From astronauts to Resusci Anne and his mum, Frank Turner’s eight album No Man’s Land focuses on the life and stories of historical women.
“I have been thinking of combining my two passions of history and music for a while and there is a history of storytelling in folk music so it was something I wanted to look at,” the singer originally from Hampshire says.
“It didn’t start as a gendered thing but the more I did, I realised the stories I wanted to tell were about women that you didn’t hear about.
“I read about history all the time so there were stories I had come across and then I asked friends for cool stories and was inundated.
“I read about lots of people who were fascinating but in terms of writing a song about them it just didn’t work.”
The album was released in August and was accompanied by a podcast entitled ‘Tales from No Man’s Land’.
“For one of the podcasts it was me and my mum talking about the songs,” he says.
“But she took it really seriously and did lots of research. She was a teacher for 38 years, it was a little odd at first but we talked about things we never had it was really good to just sit down with my mum and chat.”
Women featured on the album include Christa McAuliffe an astronaut and teacher who was killed in the Space Shuttle Challenger Disaster, rock and roll pioneer Sister Rosetta Tharpe, dance hall singer Dora Hand and Frank’s mum.
“Although my mum did comment that she was in some unscrupulous company as there are witches and dance hall girls in there but I said to her that she is the happy conclusion to the album.
“It was a nice way of finishing the album.”
Prior to writing the album Frank did lots of research for the songs.
“There were so many interesting people it was fascinating,” he explains
“No Man’s Land was actually finished after Positive Songs for Negative People in 2015, however the world went crazy in 2016 so I decided to respond to that with Be More Kind.”
From this month Frank is heading on the road to America, Canada and the UK, and includes a date at the De La Warr Pavilion in Bexhill on Sea in November.
“The tour will be a little different as there will be two sets,” reveals Frank,
“The first part will be me talking about the women featured and singing the songs, then the second part of the show will be with my band The Sleeping Souls playing old songs.
“It will be a bit different from what we usually do but I’m looking forward to it.
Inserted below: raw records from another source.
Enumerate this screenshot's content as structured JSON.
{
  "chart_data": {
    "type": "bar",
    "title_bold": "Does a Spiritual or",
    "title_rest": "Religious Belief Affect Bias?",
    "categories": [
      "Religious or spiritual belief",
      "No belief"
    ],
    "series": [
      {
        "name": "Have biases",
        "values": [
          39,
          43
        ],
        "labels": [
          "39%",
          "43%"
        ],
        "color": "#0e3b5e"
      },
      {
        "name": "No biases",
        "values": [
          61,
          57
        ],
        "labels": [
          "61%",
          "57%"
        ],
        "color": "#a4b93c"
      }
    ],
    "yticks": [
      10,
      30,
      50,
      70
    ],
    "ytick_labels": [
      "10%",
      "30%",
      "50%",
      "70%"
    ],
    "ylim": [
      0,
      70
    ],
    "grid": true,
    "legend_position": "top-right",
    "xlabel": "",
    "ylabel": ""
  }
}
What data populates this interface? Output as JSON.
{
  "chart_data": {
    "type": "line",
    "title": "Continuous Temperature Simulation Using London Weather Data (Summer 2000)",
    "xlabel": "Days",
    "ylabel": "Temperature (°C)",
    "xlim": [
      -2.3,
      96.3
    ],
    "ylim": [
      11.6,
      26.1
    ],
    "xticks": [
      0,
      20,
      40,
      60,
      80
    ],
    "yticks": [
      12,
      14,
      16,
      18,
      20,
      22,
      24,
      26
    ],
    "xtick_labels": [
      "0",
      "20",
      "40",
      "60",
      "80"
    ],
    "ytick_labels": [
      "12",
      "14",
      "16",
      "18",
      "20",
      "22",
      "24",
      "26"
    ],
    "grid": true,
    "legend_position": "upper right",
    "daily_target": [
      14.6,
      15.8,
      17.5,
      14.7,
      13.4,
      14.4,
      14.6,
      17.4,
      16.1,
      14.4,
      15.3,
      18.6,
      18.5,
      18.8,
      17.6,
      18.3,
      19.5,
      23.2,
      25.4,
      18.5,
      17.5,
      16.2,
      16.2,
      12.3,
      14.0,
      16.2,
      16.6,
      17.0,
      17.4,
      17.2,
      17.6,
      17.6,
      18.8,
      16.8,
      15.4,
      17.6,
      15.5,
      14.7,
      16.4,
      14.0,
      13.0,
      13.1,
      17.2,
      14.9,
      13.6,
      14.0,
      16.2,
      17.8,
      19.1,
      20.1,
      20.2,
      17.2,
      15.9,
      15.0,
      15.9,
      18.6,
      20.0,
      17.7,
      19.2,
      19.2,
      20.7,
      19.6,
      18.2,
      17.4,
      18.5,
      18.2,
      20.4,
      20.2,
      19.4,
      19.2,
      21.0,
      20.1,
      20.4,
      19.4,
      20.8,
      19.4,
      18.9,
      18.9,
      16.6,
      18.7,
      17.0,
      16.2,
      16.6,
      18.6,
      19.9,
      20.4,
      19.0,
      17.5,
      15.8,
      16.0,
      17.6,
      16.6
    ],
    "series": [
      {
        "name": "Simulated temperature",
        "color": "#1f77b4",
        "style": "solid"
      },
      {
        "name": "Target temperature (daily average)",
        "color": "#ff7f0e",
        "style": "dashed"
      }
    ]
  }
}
I wanted to do seated venues which we don’t really do and create a different feel to my previous tours.”
The writing experience for the album was also a change from what he is used to.
“It has been interesting usually you sit with a blank piece of paper and write about your emotions and feelings and experiences but it is very different writing about someone who existed and with their own story to tell.
“No Man’s Land is my eighth album, as an artist I want to push myself to do different things to challenge myself and the people that listen to my music. To keep moving forward with what I am doing.
“It is also about proving to myself and the audience that I can do something else.”
Franks admits to getting bored quite easily and explains that he likes to keep busy.
“There are 24 hours in a day so you can get a lot done,” he adds.
As for his spare time alongside doing historical walking tours of London his latest past time is gardening.
“It is a little of a new thing for me,” he smiles. “I just have to keep reminding myself to water the plants.”
Looking to the next album will he look to history again?
“I’m not going to keep writing history albums about real people,” he says. “For me if a song has been written from top to bottom it will get released, I have lots of half songs but if it is completed I will release it.
“I was also told I have an aptitude for podcasts so who knows I may even do more of those.”
Frank plays De La Warr Pavilion on November 29.